Managing Director & Senior Partner
Sydney
Related Expertise: Manufacturing, International Business, Operations
By David Tapper
Explosive demand in Asia for coal, iron ore, and natural gas over the past decade has been an economic boon for resource-rich Australia. The hundreds of billions of dollars that poured into mining, energy, and infrastructure projects created thousands of high-paying jobs and kept Australia’s economy buoyant even through the global recession of 2008 to 2009.
As Australia’s resources sector boomed, however, its manufacturing sector languished. Australia’s automotive industry was especially hard-hit. In 2004, Australia built nearly 400,000 cars valued at some $9 billion. By 2012, output had dropped by nearly half. The worst is yet to come. Ford Australia plans to shut its engine and vehicle plants in 2016; Toyota and General Motors’ Holden subsidiary have announced that their factories will close in 2017. The closures will eliminate thousands of jobs in the plants and in the wider automotive industry.
Although the relatively small scale of Australian car-assembly and parts factories made it difficult to compete with larger, more-efficient foreign factories, GM and Toyota both cited Australia’s high production costs and strong dollar as major reasons for pulling out. Our research confirms this sharp deterioration of Australia’s global cost competitiveness in manufacturing. Australia was the worst-performing of the 25 economies in the BCG Global Manufacturing Cost-Competitiveness Index, dropping 21 points relative to the U.S. since 2004 and moving past Germany, the Netherlands, Belgium, and Switzerland in average direct costs. Indeed, Australia lost ground in each cost area in our index—wages, productivity, energy, and currency exchange rates.

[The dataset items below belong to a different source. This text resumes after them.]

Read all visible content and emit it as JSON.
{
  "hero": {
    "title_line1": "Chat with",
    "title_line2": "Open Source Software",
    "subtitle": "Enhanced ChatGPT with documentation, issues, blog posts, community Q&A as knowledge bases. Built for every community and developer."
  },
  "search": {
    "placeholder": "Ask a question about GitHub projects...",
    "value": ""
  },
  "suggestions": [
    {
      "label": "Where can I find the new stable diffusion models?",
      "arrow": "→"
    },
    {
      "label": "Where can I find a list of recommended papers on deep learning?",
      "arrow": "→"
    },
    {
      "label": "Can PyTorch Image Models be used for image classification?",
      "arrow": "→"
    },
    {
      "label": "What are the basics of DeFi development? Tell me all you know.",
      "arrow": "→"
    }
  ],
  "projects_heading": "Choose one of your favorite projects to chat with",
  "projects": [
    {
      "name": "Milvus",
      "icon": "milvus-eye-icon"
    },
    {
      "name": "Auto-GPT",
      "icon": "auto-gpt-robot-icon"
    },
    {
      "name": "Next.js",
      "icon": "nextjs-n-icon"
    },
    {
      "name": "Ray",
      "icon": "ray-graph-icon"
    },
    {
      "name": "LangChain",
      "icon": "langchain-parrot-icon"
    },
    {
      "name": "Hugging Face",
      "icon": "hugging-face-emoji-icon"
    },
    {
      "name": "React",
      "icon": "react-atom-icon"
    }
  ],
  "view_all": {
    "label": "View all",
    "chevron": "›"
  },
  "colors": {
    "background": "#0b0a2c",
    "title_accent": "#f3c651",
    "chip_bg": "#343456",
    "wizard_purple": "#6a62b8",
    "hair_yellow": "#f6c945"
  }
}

The resources and infrastructure boom contributed to the loss of cost competitiveness in manufacturing by driving up wages and the Australian dollar and by drawing away capital. Manufacturing wages rose by 48 percent over the past decade, and capital inflows from commodity exports caused Australia’s currency to appreciate by 21 percent against the U.S. dollar. At the same time, overall manufacturing labor productivity fell 1 percent in absolute terms over the ten-year period.
Australia’s anemic performance in manufacturing productivity since 2004 is partly a result of declining capital investment. Annual total real investment surged by more than 60 percent, to $430 billion, from 2004 to 2012, driven by a massive expansion of Australia’s extraction industries. But it fell by 6 percent, to $20.4 billion, in the manufacturing sector. Another factor has been Australia’s low rate of growth in manufacturing productivity, which deteriorated in the second half of the past decade. Inflexible work rules and low investment in skills and labor productivity initiatives contributed to sluggish growth.
The decline in manufacturing may not have seemed to matter much while the rest of the Australian economy was thriving. But with growth slowing in the resources and infrastructure sectors, the value of manufacturing as part of a diversified economy is becoming more apparent. The good news is that the rate of labor productivity growth in other parts of the economy, such as the natural-resources sector, has increased strongly over the past few years. Also, companies have focused again on improving efficiency. Another encouraging sign is that even though jobs have shifted offshore in labor-intensive areas such as textiles, garments, and electronic circuit boards, output of higher-value goods that require innovation and advanced skills—such as precision medical equipment and consumer electronics—is growing. This is an area in which Australia has real capability and, therefore, opportunity.
For Australia to achieve its potential as a manufacturer of high-value products, however, it must improve its cost competitiveness. That will require an increased commitment by both business and government to invest in technology, skill building, productivity initiatives, and capital equipment in sectors in which Australia has a competitive advantage.